Symmetry-protected many-body Aharonov-Bohm effect
Luiz H. Santos, Juven Wang
TL;DR
This work demonstrates a genuine many-body Aharonov-Bohm effect on the edge of two-dimensional symmetry-protected topological states with global Z_N symmetry. It develops both a low-energy field theory using a non-chiral Luttinger liquid and a fully regularized lattice edge model with non-onsite Z_N symmetry, showing how gauge flux twists shift the edge spectrum in a manner determined by the Z_N class. The twisted-edge spectra reproduce conformal-field-theory predictions and encode SPT invariants related to group cohomology 3-cocycles, while the twisted boundary construction exposes edge anomalies for nontrivial SPTs. This dual framework advances gauging non-onsite symmetries in bosonic systems and suggests extensions to broader symmetry classes and fermionic settings.
Abstract
It is known as a purely quantum effect that a magnetic flux affects the real physics of a particle, such as the energy spectrum, even if the flux does not interfere with the particle's path - the Aharonov-Bohm effect.
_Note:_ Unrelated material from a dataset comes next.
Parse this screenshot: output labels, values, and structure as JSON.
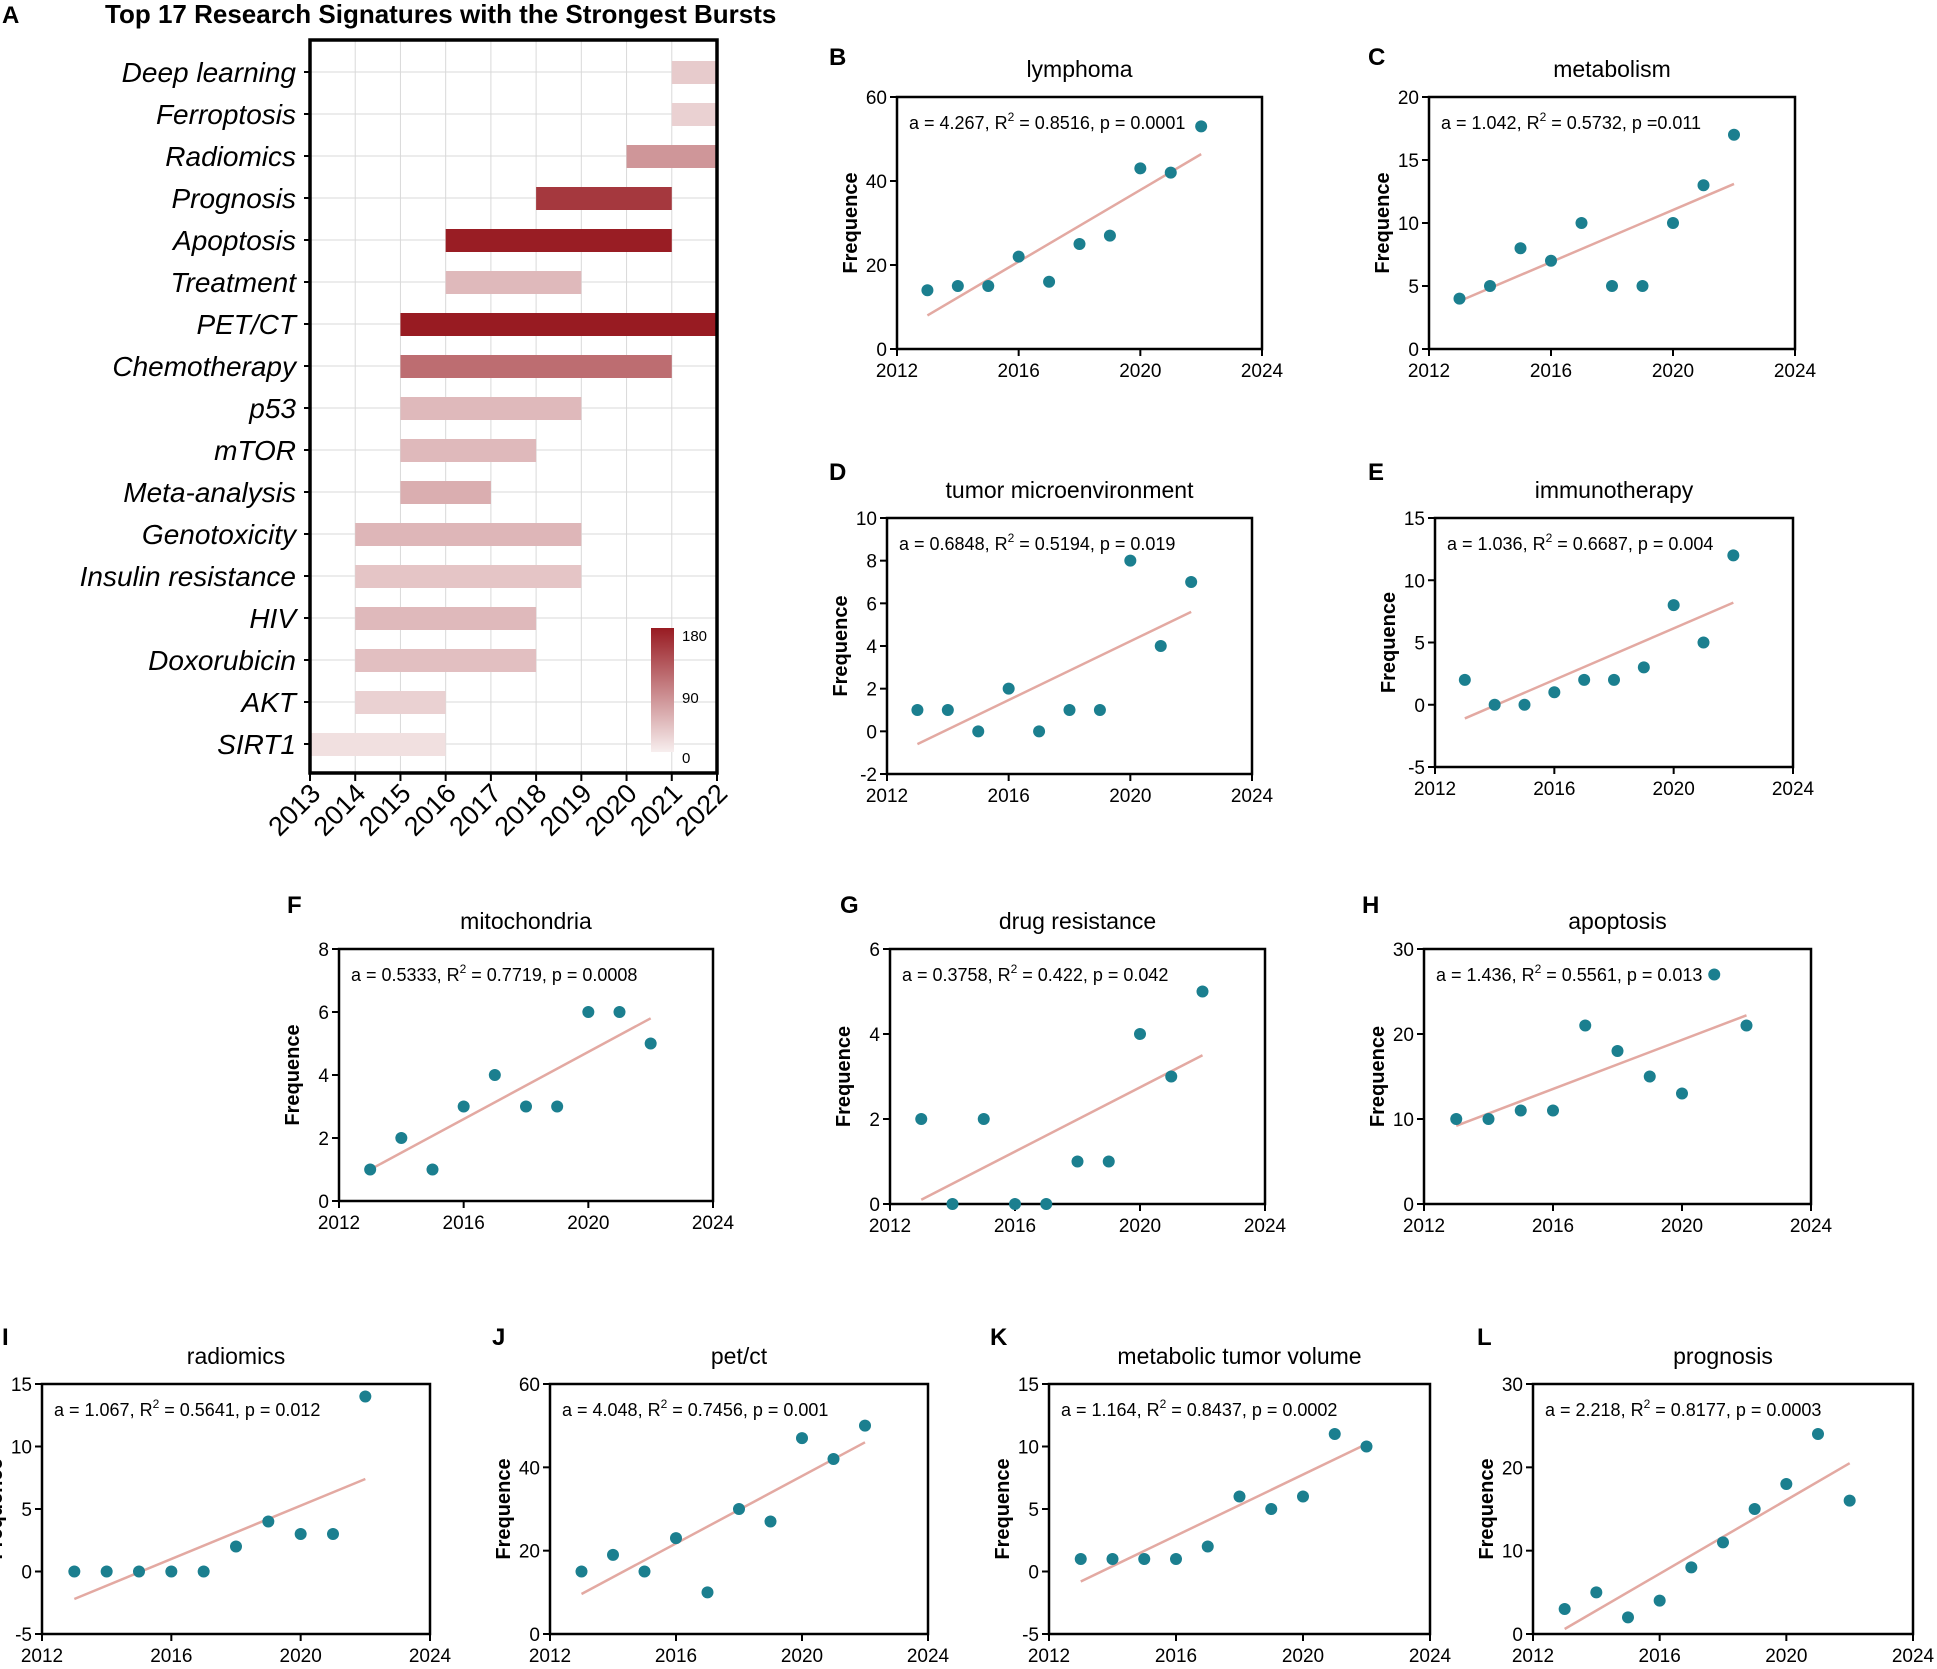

Here we examine an Aharonov-Bohm effect on a many-body wavefunction. Specifically, we study this many-body effect on the gapless edge states of a bulk gapped phase protected by a global symmetry (such as $\mathbb{Z}_{N}$) - the symmetry-protected topological (SPT) states. The many-body analogue of spectral shifts, the twisted wavefunction and the twisted boundary realization are identified in this SPT state. An explicit lattice construction of SPT edge states is derived, and a challenge of gauging its non-onsite symmetry is overcome. Agreement is found in the twisted spectrum between a numerical lattice calculation and a conformal field theory prediction.